Phone: Available by franchise location at the website
Website: https://twomenandatruck.com
USDOT: Verify the specific franchise’s USDOT at safer.fmcsa.dot.gov
Type: National franchise
Rating: 4.8/5 on Google (614 reviews, Ridgeland location); A+ BBB rating
Notes: The Ridgeland franchise serves the Jackson metro area and has operated in Mississippi since 1999. No deposit is required before moving day. Confirm the binding estimate covers all services including packing materials before signing.

Colonial Van Lines

Phone: Listed on website
Website: https://colonialvanlines.com
USDOT: 1434373
Type: National
Rating: Established carrier with over 50 years of operation and more than 12,000 moves per year
Notes: Appropriate for moves into Mississippi from any other state across the 48 contiguous states. Handles packing, transport, and delivery under one contract. Request a binding estimate specifically, not a non-binding estimate, and confirm the quote includes all weight and service charges before signing.

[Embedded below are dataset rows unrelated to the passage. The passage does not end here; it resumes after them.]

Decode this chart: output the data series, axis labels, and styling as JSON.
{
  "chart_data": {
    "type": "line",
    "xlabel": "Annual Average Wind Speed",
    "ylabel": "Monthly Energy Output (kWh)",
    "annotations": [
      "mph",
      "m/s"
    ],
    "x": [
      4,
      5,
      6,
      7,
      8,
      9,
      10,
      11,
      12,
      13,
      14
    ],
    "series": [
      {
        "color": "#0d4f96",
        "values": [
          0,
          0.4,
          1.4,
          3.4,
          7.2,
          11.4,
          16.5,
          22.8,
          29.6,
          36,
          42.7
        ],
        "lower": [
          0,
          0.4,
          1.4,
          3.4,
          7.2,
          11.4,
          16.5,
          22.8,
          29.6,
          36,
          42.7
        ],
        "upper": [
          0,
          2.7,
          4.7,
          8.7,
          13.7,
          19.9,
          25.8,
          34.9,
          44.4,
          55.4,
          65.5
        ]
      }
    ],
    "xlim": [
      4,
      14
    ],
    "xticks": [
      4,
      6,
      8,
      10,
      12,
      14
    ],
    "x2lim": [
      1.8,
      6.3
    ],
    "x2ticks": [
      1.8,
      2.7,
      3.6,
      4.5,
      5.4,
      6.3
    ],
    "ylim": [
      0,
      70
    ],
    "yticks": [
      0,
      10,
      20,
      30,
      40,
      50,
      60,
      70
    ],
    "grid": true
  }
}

Armstrong Relocation (United Van Lines Agent)

Phone: (601) 856-8504
Website: https://goarmstrong.com/locations/jackson
USDOT: 1170867
Type: Regional/National (United Van Lines agent)
Rating: 4.2/5 on Google (approximate); A+ BBB rating; 77% positive feedback across 222 reviews
Notes: Located in Madison, MS, serving Jackson metro since 1957. Family-owned agent for United Van Lines handling local, long-distance, and interstate moves including antiques and specialty items. About 21% of reviews cite damages or missed delivery windows; photograph all valuables before loading and confirm all coverage terms in writing.

Lanigan Allied Van Lines

Phone: (601) 948-5558
Website: https://laniganmovingjackson.com
USDOT: 076235 (Allied Van Lines)
Type: Regional/National (Allied Van Lines agent)
Rating: 4.0/5 on Google (approximate); A+ BBB rating
Notes: Located at 210 Industrial Dr, Jackson, MS, serving the area since 1949 through predecessor Southern Heritage Transfer and Storage. Handles local, long-distance, and interstate moves as an Allied Van Lines agent. Out-of-state reviews trend more negative than local reviews; for interstate moves, request itemized binding estimates and confirm claims procedures before signing.

Last updated: February 2026. This guide is for informational purposes only. Verify all costs, regulations, and company details before making decisions.